Spencer Smith was an outgoing, sixteen-year-old high school sophomore. He loved teasing his sisters, spending time with friends, and, most of all, playing football. If he wasn’t playing football, he was watching the New England Patriots with his dad.

“Every time football season ended, he was on a high, win or lose,” Spencer’s father Jay Smith said. 

Spencer was frustrated with schools being closed amid the coronavirus pandemic last spring. To get through it, he immersed himself in football, expecting to be a lineman for his high school team in Brunswick, Maine.

 ¨He focused on building his muscles,¨ Jay Smith said.

 His son went on a special diet and bought all the equipment he could while riding his bike and jogging.

 ¨He got an old tire…tied a rope around it and cut up a backpack. All the neighbors would see him out there dragging it around the lawn. He raked the lawn almost all summer long with that tire. It was full of grass,” Jay Smith said.

As the pandemic dragged on and the school announced a scaled-back football season with a switch to flag football, Spencer started to worry. He was a tackler, not a runner. 

He eventually left the team. He stopped working as hard and working out and focused on napping more. He was an honor roll student but started struggling with remote learning. His dad said that he began noticing signs of how much he was missing the teammates, the barbeques, and the Thursday night spaghetti suppers. Jay Smith received a text from his wife saying Spencer must have overslept again, as he had missed homeroom. He went to his son’s bedroom. He was dead by suicide.

 ¨I just asked Spencer, ‘Spencer, why?’¨ his father said. 

A growing number are like the Smiths–losing a child to suicide during a pandemic that has upended so much of what Americans have long considered normal.

¨Youth suicides had generally been rising before the pandemic, and it is too early to link an increase in deaths directly to school closures,¨ Rufino, an associate professor of psychology at the University of Houston, said.

Rufino co-authored a study that found there had been a significant increase in the number of ER visits to a children’s hospital related to mental health since coronavirus hit the US.

The youngest child to die was nine.

“It’s heartbreaking as a superintendent when you lose a child.
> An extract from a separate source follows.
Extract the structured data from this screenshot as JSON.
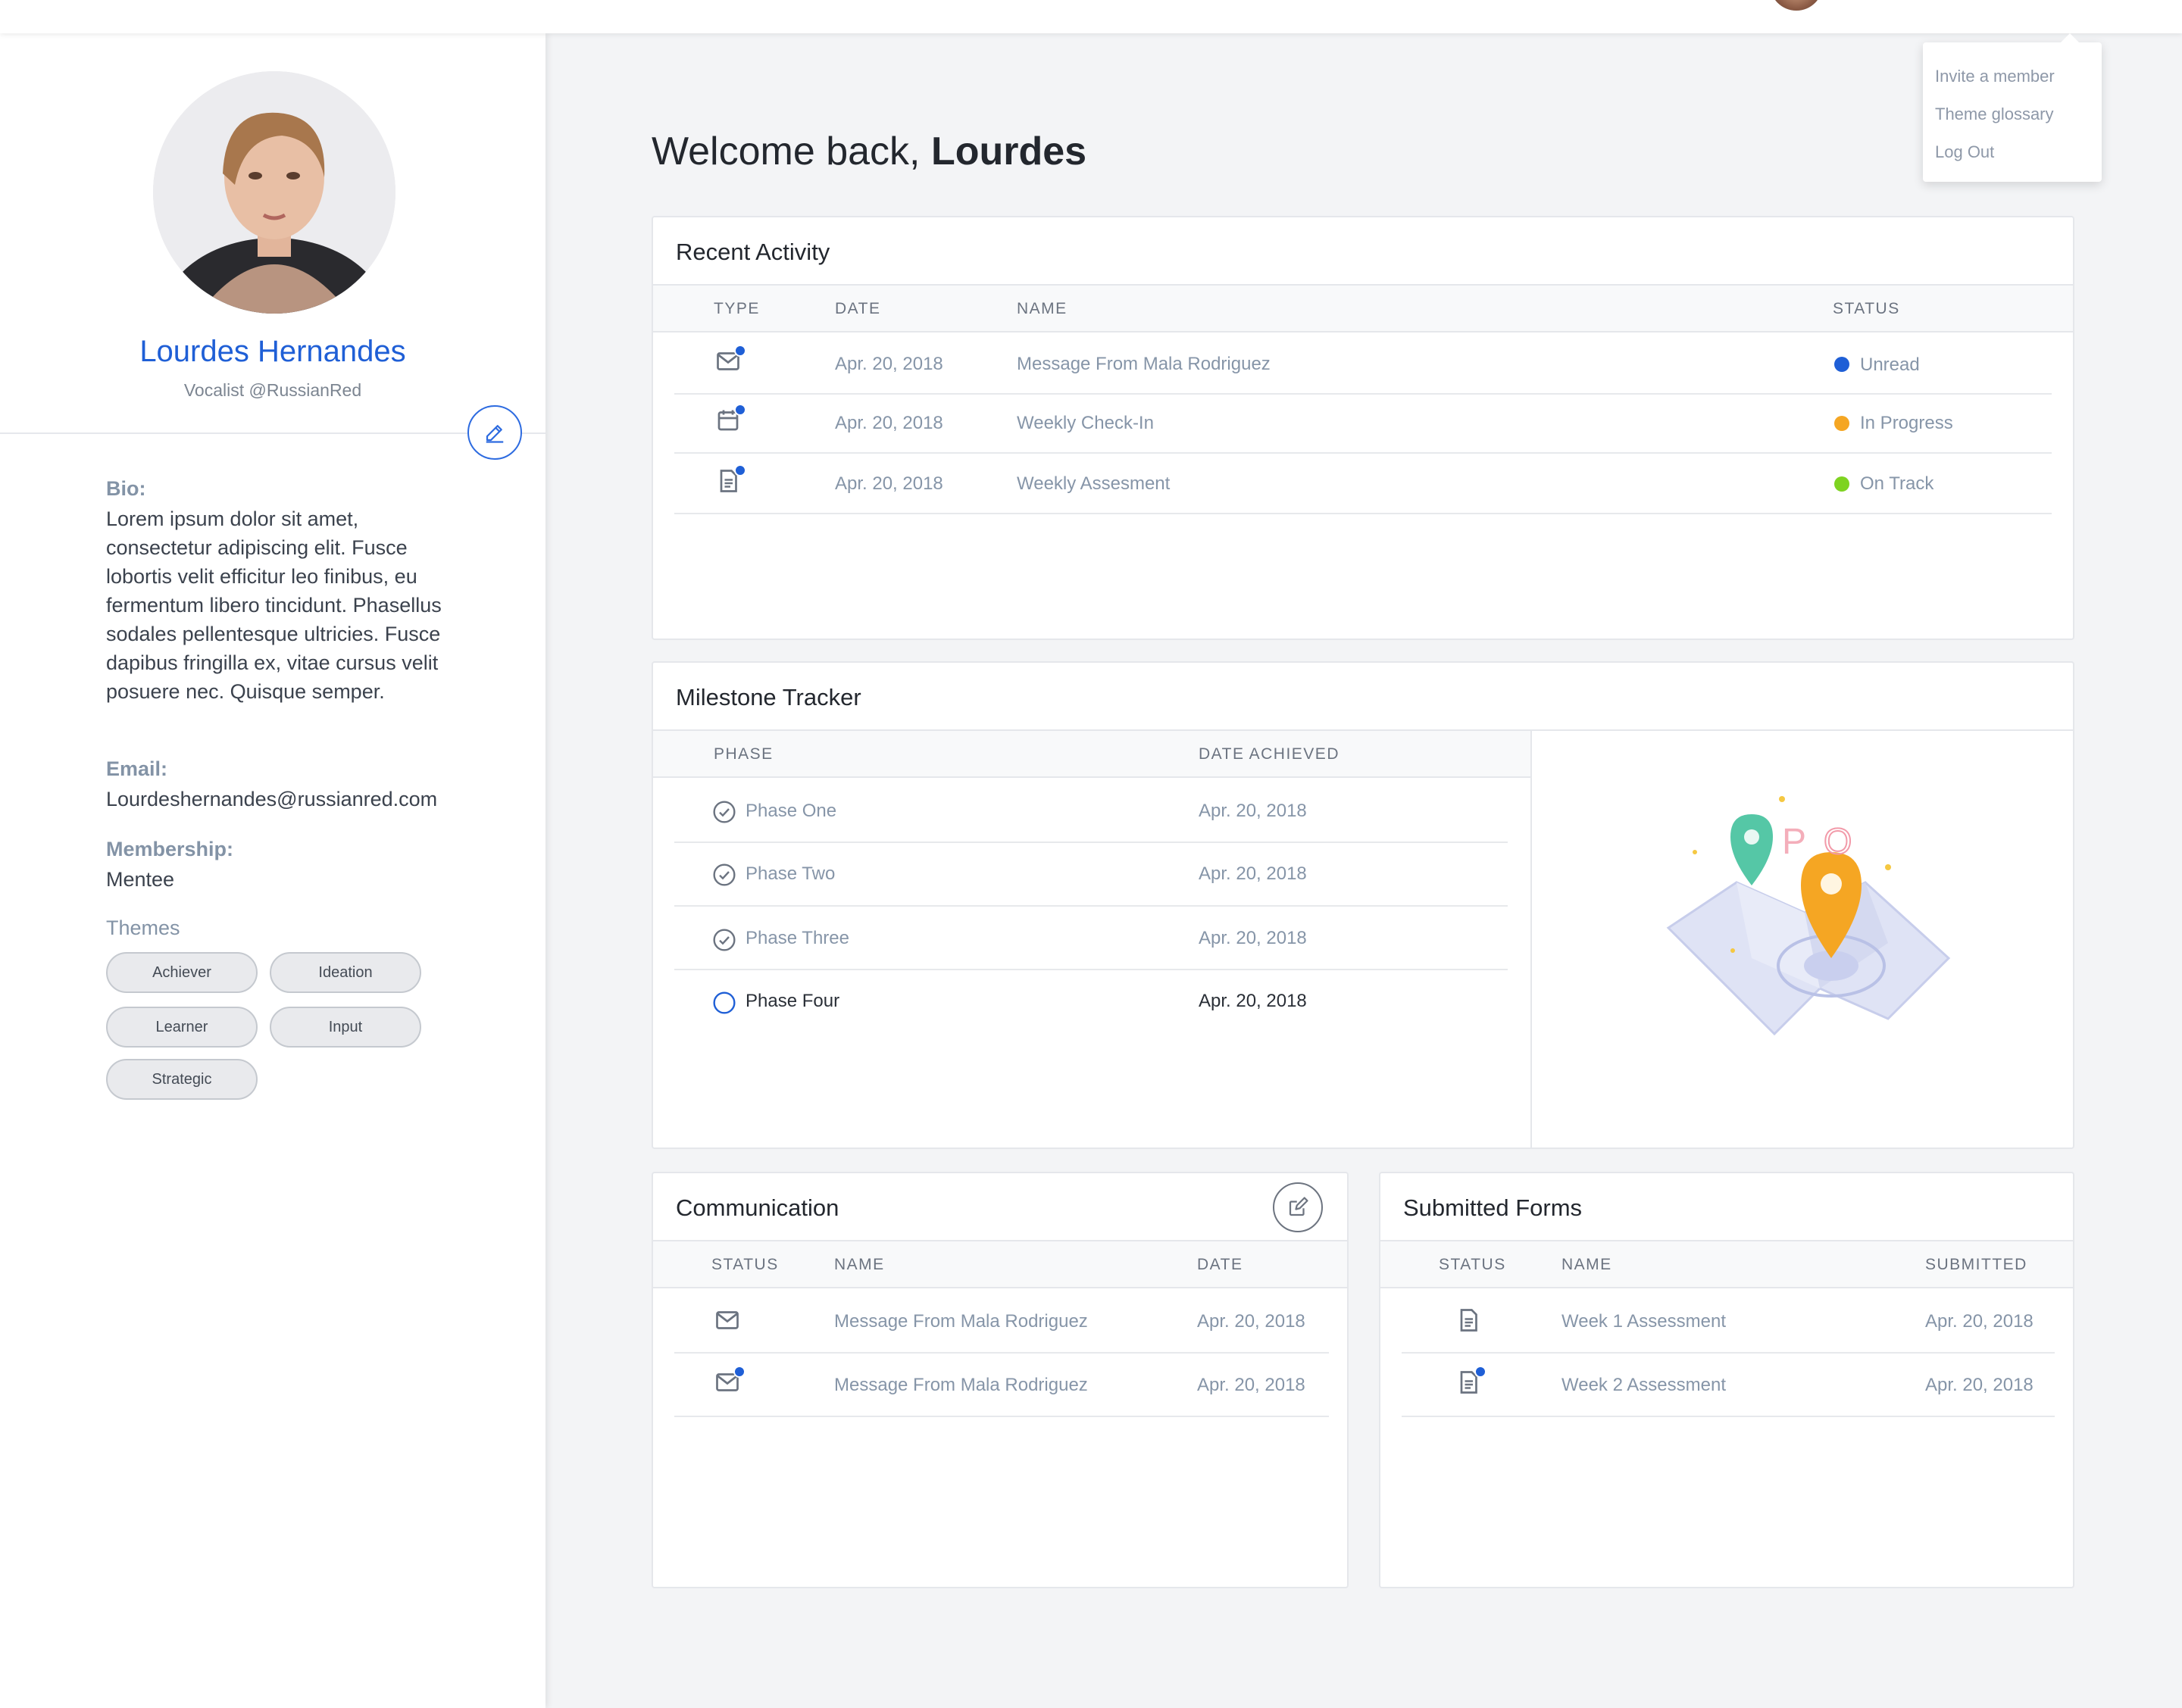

It’s heartbreaking as a leader,” Jesus Jara said.

Some kids are struggling with not enough to eat, while others have parents who lost their jobs, and kids have to take on new responsibilities with school closed.

Signs of trouble began in early fall when a warning system on school-issued laptops and tablets, programmed to detect mental and emotional struggles, showed a case in alarming searches.

¨Kids are searching ´How to suicide.’ You get the alerts–you get four or five a day,” Jara said.

 In person schools can help to stop more students feeling overwhelmed after the loss of a classmate; this is sometimes called ¨postvention”

¨In a youth suicide, you really need to worry about things like suicide contagion or suicide clusters, because they are rather common in youth,” Rufino said. ¨When a youth suicide takes place, a school is going to rapidly implement a ´postvention´ plan. It provides students and teachers with much needed support. They can deal with tragic loss together… However, if schools aren’t on school campuses, it’s going to be really difficult to implement a postvention plan. It’s possible that it is going to leave parents floundering, unsure of how to talk to their kids¨ 

Spencer Smith’s parents believe that, if schools and youth programs had been open with proper social distancing, allowing children to be together safely, their son might not have died. They urge other families not to take face-to-face interaction for granted.